NewRiver (LSE:NRR) agreed a new unsecured £240m facility comprising a £120m Term Facility Commitment and a £120m Revolving Credit Facility, with margins of 190bp and 175bp respectively and commitments from Barclays, HSBC, NatWest and Santander.
The £120m Term Facility, maturing April 2030 with extension options to April 2033, can be drawn until end-January 2027 and will be used alongside existing cash to refinance the secured £140m Mall Facility. Delaying drawdown preserves the Mall Facility’s attractive 3.5% coupon to January 2027.
Prior to drawdown, NewRiver will pay a commitment fee expected to cost c.£0.6m in FY27 versus an estimated £2.0m if drawn immediately, a c.£1.4m saving that the company says flows through to shareholders given its dividend policy is linked to Underlying Funds From Operations. Hedging is expected before drawdown.

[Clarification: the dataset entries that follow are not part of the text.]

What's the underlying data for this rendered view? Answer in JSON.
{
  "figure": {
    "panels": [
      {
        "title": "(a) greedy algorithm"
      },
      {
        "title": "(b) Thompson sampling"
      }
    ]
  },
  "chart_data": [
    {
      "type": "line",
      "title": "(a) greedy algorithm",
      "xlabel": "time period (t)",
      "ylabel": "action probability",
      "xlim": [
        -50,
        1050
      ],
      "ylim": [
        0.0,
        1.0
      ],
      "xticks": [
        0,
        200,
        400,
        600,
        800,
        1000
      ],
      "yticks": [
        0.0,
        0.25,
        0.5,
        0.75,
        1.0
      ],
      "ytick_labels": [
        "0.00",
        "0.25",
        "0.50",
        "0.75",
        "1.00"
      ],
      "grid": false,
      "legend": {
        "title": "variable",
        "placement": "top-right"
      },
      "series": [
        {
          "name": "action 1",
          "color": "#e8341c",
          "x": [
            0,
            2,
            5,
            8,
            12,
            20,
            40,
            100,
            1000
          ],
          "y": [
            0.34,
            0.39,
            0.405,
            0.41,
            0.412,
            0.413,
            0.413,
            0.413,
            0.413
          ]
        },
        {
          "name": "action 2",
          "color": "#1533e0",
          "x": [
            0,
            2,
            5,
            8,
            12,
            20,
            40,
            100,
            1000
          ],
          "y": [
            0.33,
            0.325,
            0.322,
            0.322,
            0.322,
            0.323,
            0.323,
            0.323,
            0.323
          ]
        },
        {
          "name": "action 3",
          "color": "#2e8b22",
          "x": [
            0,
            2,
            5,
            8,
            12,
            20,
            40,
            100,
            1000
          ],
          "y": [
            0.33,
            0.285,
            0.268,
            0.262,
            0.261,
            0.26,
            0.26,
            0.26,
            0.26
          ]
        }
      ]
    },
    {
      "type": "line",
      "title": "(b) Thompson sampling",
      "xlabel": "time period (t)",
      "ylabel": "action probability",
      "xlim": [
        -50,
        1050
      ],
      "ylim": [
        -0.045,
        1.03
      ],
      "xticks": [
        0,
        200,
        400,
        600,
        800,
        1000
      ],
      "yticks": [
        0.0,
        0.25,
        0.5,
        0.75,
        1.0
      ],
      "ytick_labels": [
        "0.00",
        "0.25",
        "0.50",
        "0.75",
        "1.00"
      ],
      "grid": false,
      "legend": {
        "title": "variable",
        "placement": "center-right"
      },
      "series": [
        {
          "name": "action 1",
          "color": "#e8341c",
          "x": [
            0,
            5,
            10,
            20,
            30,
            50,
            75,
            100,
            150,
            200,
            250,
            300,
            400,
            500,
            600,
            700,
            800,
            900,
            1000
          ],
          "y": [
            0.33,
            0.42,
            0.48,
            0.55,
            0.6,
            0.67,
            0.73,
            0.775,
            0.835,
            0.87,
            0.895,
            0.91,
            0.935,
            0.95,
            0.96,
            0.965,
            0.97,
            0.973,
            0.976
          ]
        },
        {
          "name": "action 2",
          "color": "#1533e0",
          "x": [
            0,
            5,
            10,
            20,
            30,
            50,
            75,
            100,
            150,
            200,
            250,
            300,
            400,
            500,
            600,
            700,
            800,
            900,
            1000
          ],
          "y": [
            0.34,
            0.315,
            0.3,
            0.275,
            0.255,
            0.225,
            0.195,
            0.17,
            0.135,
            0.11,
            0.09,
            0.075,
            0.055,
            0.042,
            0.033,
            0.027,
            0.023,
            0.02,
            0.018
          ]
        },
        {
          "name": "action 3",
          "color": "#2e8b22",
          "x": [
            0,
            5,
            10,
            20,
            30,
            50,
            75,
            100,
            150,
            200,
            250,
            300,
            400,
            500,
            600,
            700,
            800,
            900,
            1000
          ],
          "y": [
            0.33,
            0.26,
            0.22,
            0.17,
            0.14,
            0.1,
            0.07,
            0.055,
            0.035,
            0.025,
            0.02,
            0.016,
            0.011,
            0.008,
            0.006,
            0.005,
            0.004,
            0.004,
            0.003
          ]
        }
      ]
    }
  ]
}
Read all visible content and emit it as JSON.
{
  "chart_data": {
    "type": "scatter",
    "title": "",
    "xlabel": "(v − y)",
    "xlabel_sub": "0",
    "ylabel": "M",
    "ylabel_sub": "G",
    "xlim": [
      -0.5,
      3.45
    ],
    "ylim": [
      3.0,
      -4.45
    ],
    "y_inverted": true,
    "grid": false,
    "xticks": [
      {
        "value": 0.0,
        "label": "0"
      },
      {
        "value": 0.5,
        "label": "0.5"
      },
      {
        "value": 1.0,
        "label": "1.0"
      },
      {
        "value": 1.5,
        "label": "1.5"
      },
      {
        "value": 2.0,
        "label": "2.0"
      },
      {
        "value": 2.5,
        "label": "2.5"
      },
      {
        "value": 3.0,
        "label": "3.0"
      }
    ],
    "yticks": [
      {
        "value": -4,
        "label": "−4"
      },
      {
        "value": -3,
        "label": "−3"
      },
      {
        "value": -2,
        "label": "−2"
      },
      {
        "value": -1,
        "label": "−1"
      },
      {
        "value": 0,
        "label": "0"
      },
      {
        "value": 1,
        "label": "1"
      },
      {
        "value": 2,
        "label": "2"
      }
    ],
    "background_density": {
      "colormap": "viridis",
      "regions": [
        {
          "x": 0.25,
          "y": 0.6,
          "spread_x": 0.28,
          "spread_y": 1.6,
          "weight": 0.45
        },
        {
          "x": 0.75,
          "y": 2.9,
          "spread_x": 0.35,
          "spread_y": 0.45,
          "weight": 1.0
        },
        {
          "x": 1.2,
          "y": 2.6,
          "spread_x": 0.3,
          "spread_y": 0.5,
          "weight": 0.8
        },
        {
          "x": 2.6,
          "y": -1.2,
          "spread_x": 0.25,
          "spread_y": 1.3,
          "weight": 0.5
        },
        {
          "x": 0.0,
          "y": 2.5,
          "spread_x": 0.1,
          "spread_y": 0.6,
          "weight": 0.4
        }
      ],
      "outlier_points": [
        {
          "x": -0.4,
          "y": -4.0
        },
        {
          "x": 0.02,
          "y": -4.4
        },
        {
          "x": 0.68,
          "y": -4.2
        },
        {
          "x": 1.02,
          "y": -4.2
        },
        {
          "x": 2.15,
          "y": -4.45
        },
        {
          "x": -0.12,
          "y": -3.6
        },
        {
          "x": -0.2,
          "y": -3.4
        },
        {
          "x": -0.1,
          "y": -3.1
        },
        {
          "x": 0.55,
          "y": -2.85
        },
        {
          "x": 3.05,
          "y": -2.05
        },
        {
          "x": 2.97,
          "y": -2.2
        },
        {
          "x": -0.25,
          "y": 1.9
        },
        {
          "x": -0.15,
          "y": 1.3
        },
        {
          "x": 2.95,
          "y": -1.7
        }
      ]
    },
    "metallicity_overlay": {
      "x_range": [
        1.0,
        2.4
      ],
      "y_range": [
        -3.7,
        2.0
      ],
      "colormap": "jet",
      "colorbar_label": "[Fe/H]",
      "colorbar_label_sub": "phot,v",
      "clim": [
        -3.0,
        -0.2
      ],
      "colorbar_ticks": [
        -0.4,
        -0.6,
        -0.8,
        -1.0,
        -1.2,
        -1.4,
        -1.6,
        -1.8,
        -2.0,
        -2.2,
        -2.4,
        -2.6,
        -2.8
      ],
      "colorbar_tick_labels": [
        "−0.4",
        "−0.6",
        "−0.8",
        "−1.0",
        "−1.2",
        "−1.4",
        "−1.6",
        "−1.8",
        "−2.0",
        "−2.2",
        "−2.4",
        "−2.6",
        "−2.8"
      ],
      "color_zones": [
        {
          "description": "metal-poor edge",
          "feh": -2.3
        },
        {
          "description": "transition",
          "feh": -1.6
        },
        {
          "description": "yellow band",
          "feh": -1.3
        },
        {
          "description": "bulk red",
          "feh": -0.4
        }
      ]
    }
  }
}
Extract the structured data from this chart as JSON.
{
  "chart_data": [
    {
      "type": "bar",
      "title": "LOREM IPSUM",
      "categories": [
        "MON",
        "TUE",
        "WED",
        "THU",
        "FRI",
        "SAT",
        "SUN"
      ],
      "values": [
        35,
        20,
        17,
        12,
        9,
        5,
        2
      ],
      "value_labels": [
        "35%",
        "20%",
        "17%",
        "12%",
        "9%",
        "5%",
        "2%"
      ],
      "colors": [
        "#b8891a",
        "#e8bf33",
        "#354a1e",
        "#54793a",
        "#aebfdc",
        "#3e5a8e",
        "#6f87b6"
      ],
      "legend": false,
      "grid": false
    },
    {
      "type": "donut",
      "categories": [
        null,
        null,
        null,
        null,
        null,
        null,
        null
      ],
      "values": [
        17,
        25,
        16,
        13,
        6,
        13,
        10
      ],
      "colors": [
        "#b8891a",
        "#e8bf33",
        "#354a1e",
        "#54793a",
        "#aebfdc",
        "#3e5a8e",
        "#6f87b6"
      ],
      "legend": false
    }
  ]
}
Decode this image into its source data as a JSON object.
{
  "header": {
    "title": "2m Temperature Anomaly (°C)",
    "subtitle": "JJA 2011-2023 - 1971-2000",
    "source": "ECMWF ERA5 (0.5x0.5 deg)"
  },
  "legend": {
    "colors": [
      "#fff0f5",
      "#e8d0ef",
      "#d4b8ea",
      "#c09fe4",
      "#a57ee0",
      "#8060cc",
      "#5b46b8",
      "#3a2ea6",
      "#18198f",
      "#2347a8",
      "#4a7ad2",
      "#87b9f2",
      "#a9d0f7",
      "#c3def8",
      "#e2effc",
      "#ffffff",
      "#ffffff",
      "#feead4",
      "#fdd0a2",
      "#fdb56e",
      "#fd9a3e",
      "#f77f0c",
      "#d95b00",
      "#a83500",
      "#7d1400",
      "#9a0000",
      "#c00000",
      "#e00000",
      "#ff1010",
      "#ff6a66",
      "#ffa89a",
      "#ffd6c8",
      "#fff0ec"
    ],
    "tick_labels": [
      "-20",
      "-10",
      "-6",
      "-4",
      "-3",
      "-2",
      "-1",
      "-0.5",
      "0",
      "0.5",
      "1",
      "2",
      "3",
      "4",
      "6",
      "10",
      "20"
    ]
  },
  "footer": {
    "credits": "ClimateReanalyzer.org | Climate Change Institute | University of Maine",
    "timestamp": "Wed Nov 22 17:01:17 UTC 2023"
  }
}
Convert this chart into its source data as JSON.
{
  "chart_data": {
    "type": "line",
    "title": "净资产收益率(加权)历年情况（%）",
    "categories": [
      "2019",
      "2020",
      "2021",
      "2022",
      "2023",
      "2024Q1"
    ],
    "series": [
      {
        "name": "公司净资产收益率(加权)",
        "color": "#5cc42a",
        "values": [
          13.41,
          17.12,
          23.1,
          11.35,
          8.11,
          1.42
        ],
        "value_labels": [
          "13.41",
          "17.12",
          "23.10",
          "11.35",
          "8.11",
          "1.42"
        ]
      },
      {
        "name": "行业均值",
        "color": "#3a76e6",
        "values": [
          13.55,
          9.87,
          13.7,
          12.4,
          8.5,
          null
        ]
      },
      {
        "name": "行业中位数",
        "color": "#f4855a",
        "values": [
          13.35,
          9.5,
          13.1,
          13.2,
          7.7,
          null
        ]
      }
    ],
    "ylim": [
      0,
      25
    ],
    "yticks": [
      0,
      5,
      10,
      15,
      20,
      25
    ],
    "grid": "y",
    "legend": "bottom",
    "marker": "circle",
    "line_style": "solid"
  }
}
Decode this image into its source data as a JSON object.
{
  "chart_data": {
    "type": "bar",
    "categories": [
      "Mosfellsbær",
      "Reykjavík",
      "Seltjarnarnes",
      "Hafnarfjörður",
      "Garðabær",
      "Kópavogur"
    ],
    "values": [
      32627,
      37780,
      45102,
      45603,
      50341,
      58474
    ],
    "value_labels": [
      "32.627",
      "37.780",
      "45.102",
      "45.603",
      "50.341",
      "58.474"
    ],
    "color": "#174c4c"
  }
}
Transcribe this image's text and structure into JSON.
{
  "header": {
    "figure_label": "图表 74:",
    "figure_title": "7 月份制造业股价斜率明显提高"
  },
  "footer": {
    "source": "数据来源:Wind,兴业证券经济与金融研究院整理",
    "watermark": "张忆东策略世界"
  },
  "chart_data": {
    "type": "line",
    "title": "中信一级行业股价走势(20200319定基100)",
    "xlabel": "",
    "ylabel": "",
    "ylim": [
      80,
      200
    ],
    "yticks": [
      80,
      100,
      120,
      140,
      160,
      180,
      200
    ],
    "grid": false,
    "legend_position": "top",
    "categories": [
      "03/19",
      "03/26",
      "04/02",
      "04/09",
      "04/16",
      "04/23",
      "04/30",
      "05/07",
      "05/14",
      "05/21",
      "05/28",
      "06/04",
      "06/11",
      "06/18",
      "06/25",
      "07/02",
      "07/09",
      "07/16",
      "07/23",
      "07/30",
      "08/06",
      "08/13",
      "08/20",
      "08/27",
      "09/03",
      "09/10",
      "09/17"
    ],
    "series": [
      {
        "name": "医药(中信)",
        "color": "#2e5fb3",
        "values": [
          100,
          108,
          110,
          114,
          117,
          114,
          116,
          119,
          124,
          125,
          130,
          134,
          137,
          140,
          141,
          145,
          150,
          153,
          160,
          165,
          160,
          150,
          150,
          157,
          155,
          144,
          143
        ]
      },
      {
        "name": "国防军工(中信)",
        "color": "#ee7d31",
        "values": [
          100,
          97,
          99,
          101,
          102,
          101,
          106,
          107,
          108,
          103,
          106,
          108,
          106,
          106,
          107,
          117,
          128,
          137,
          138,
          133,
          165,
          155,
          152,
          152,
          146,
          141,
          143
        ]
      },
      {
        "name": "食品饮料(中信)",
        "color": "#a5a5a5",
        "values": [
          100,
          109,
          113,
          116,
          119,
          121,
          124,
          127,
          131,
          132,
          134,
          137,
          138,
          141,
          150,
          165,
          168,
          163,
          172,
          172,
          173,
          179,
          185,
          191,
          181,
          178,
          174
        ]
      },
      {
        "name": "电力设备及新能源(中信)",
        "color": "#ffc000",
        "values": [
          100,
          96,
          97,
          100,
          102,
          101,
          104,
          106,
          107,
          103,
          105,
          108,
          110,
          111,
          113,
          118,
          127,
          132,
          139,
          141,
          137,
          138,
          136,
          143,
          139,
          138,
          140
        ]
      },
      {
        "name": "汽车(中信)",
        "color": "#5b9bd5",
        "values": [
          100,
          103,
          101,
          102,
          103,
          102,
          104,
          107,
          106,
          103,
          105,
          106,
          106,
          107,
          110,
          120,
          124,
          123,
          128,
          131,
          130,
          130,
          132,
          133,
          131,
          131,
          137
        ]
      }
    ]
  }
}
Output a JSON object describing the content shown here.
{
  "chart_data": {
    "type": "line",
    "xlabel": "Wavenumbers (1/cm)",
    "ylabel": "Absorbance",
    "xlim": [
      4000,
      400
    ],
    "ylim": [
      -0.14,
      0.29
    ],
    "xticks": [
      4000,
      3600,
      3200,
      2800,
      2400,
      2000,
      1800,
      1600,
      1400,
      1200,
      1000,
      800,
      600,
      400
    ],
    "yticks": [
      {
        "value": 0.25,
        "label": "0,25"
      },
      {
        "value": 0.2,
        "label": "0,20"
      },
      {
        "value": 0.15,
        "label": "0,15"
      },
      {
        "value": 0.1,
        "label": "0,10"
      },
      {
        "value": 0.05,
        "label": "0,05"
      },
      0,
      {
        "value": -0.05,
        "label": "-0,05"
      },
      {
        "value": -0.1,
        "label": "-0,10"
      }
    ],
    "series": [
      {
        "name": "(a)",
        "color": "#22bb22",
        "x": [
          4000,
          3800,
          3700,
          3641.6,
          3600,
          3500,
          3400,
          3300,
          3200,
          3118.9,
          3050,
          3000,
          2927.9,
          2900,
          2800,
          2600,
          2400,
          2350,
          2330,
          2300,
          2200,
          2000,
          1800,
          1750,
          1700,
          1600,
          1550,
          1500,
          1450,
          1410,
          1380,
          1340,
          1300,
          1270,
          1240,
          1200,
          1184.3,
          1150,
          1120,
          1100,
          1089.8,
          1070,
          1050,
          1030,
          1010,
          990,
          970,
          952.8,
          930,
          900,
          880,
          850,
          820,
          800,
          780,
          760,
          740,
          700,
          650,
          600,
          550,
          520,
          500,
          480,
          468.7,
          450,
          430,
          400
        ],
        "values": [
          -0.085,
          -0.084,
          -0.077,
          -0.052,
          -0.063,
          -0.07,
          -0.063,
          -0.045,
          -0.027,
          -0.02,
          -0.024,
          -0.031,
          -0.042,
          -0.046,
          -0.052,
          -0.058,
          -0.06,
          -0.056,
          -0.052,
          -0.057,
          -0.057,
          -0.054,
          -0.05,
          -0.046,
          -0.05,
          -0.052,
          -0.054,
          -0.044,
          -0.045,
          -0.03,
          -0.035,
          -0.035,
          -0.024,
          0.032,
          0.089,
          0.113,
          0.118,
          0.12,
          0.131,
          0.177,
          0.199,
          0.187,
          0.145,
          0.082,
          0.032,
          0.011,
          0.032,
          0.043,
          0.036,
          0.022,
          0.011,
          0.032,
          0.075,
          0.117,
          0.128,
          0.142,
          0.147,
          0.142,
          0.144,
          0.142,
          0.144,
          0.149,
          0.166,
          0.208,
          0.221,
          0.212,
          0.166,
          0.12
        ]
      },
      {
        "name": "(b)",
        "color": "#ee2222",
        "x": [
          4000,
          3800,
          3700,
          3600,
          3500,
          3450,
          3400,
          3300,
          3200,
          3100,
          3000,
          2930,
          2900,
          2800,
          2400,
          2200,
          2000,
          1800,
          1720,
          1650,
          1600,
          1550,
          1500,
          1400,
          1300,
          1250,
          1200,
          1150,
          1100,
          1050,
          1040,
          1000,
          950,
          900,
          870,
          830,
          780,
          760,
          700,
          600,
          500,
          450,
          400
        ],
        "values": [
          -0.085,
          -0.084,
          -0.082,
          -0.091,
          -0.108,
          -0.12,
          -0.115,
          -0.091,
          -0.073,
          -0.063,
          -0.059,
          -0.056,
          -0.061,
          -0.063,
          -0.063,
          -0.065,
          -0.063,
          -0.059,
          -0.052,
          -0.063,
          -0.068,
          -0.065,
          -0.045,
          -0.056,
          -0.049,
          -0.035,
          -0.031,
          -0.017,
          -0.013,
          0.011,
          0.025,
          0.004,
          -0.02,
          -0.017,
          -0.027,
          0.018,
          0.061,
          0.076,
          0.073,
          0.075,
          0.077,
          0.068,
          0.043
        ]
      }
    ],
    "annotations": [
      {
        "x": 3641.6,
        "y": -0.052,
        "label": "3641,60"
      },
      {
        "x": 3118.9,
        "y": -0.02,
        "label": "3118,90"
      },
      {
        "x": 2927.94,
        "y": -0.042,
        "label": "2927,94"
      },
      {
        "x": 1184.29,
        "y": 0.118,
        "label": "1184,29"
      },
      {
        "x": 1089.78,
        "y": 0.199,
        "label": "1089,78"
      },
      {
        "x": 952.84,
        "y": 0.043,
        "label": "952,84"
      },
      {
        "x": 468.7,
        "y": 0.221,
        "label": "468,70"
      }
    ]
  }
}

The £120m RCF matures April 2031 (extendable to 2033), is £20m larger than the facility it replaces and pushes the maturity out from November 2026. All four existing lenders increased commitments from £25m to £60m each, which NewRiver frames as a vote of confidence.
"We've refinanced both the Mall Facility and the existing Revolving Credit Facility in a single transaction with the full support of our existing lenders, extending our debt maturity at a reduced margin and on a fully unsecured basis," said Will Hobman, Chief Financial Officer.
NewRiver notes it holds over £200m of cash and available liquidity and will next focus on its £300m unsecured bond maturing in March 2028.